Personal information
- Full name: Carlos Vilar Castex
- Nationality: Argentina
- Born: 9 June 1930 Buenos Aires
- Died: 29 June 2021 (aged 91) Buenos Aires

Sport

Sailing career
- Class: Snipe
- Club: Club Náutico San Isidro

Competition record
Sailing
Representing Argentina
Pan American Games
| Gold medal – first place | Buenos Aires 1951 | Snipe |
Snipe World Championships
| Gold medal – first place | Palma de Mallorca 1948 | Snipe |
| Silver medal – second place | Larchmont 1949 | Snipe |
| Gold medal – first place | Havana 1951 | Snipe |

= Carlos Vilar =

Argentine sailor (1930–2021)

Carlos Vilar Castex (9 June 1930 – 29 June 2021) was an Argentine sailor gold medallist in the Pan American Games and the Snipe World Championships.

==Biography==

Vilar was born in Buenos Aires.

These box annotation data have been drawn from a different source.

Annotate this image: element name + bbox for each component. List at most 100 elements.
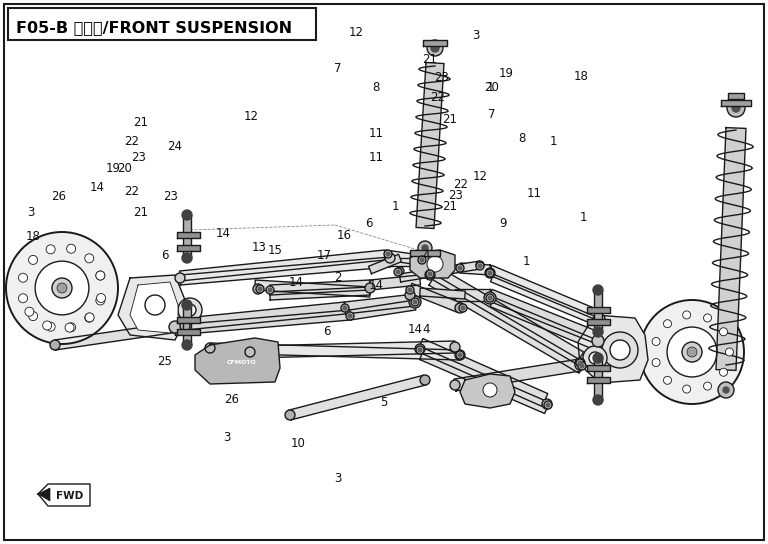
Text: 12: 12 xyxy=(349,26,364,39)
Circle shape xyxy=(478,264,482,268)
Circle shape xyxy=(575,360,585,370)
Circle shape xyxy=(415,344,425,354)
Polygon shape xyxy=(289,375,426,420)
Circle shape xyxy=(178,298,202,322)
Polygon shape xyxy=(174,310,350,335)
Text: 14: 14 xyxy=(90,181,105,194)
Circle shape xyxy=(253,284,263,294)
Circle shape xyxy=(488,271,492,275)
Text: 4: 4 xyxy=(422,249,430,262)
Circle shape xyxy=(459,304,467,312)
Circle shape xyxy=(18,273,28,282)
Text: 21: 21 xyxy=(133,116,148,129)
Circle shape xyxy=(458,353,462,357)
Polygon shape xyxy=(578,315,648,383)
Circle shape xyxy=(456,264,464,272)
Polygon shape xyxy=(344,294,415,314)
Circle shape xyxy=(418,241,432,255)
Text: 14: 14 xyxy=(407,323,422,336)
Polygon shape xyxy=(38,488,50,501)
Text: 19: 19 xyxy=(498,67,514,80)
Circle shape xyxy=(258,287,262,291)
Polygon shape xyxy=(183,305,191,345)
Circle shape xyxy=(341,304,349,312)
Circle shape xyxy=(431,44,439,52)
Text: 8: 8 xyxy=(372,81,380,94)
Circle shape xyxy=(652,358,660,367)
Circle shape xyxy=(396,267,404,275)
Circle shape xyxy=(96,296,105,305)
Circle shape xyxy=(182,210,192,220)
Circle shape xyxy=(182,300,192,310)
Circle shape xyxy=(25,307,34,316)
Circle shape xyxy=(386,252,390,256)
Circle shape xyxy=(578,362,586,370)
Polygon shape xyxy=(174,302,346,331)
Circle shape xyxy=(664,376,671,384)
Circle shape xyxy=(544,401,552,409)
Circle shape xyxy=(137,287,173,323)
Circle shape xyxy=(723,387,729,393)
Polygon shape xyxy=(55,321,186,350)
Circle shape xyxy=(593,395,603,405)
Polygon shape xyxy=(419,349,549,413)
Circle shape xyxy=(420,258,424,262)
Text: 23: 23 xyxy=(434,71,449,84)
Polygon shape xyxy=(423,40,447,46)
Polygon shape xyxy=(255,280,370,297)
Circle shape xyxy=(245,347,255,357)
Polygon shape xyxy=(721,100,751,106)
Text: F05-B 前悬挂/FRONT SUSPENSION: F05-B 前悬挂/FRONT SUSPENSION xyxy=(16,21,292,35)
Text: 3: 3 xyxy=(334,472,342,485)
Polygon shape xyxy=(38,484,90,506)
Text: 20: 20 xyxy=(117,162,132,175)
Circle shape xyxy=(408,288,412,292)
Text: 22: 22 xyxy=(124,185,140,198)
Circle shape xyxy=(256,285,264,293)
Circle shape xyxy=(455,303,465,313)
Text: 1: 1 xyxy=(522,255,530,268)
Circle shape xyxy=(184,304,196,316)
Text: 19: 19 xyxy=(105,162,121,175)
Text: CFMOTO: CFMOTO xyxy=(227,360,257,364)
Polygon shape xyxy=(270,280,370,295)
Polygon shape xyxy=(130,282,178,333)
Circle shape xyxy=(664,320,671,327)
Circle shape xyxy=(683,311,690,319)
Polygon shape xyxy=(410,250,455,278)
Circle shape xyxy=(427,40,443,56)
Circle shape xyxy=(394,268,402,276)
Circle shape xyxy=(476,262,484,270)
Text: 26: 26 xyxy=(224,393,240,406)
Text: 5: 5 xyxy=(380,396,388,409)
Circle shape xyxy=(727,99,745,117)
Text: 3: 3 xyxy=(27,206,35,219)
Circle shape xyxy=(145,295,165,315)
Text: 20: 20 xyxy=(484,81,499,94)
Circle shape xyxy=(546,403,550,407)
Text: 6: 6 xyxy=(365,217,372,230)
Text: 6: 6 xyxy=(161,249,169,262)
Circle shape xyxy=(595,314,605,324)
Circle shape xyxy=(28,312,38,320)
Text: 18: 18 xyxy=(25,230,41,243)
Circle shape xyxy=(57,283,67,293)
Circle shape xyxy=(18,294,28,303)
Circle shape xyxy=(593,353,603,363)
Circle shape xyxy=(703,382,712,390)
Polygon shape xyxy=(399,261,481,282)
Circle shape xyxy=(456,351,464,359)
Text: 3: 3 xyxy=(223,431,230,444)
Text: 12: 12 xyxy=(472,170,488,183)
Text: 15: 15 xyxy=(267,244,283,257)
Circle shape xyxy=(96,271,105,280)
Circle shape xyxy=(422,245,428,251)
Polygon shape xyxy=(183,215,191,258)
Polygon shape xyxy=(454,359,581,391)
Text: 6: 6 xyxy=(323,325,330,338)
Circle shape xyxy=(365,283,375,293)
Polygon shape xyxy=(587,377,610,383)
Polygon shape xyxy=(195,338,280,384)
Text: 23: 23 xyxy=(131,151,146,164)
Circle shape xyxy=(720,327,727,336)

He started sailing Snipes with his brother, Jorge, at the Club Náutico San Isidro and entered competition on the class in 1947. He went on to win the World Championship in 1948 as a skipper and in 1951 as a crew, in both cases with his brother Jorge. They also placed second at the 1949 Worlds. In 1953 they finished 6th and in 1958 they were 5th.

Vilar died from COVID-19 and heart disease in June 2021.

==Pan American Games==
- 1st place in Snipe at Buenos Aires 1951.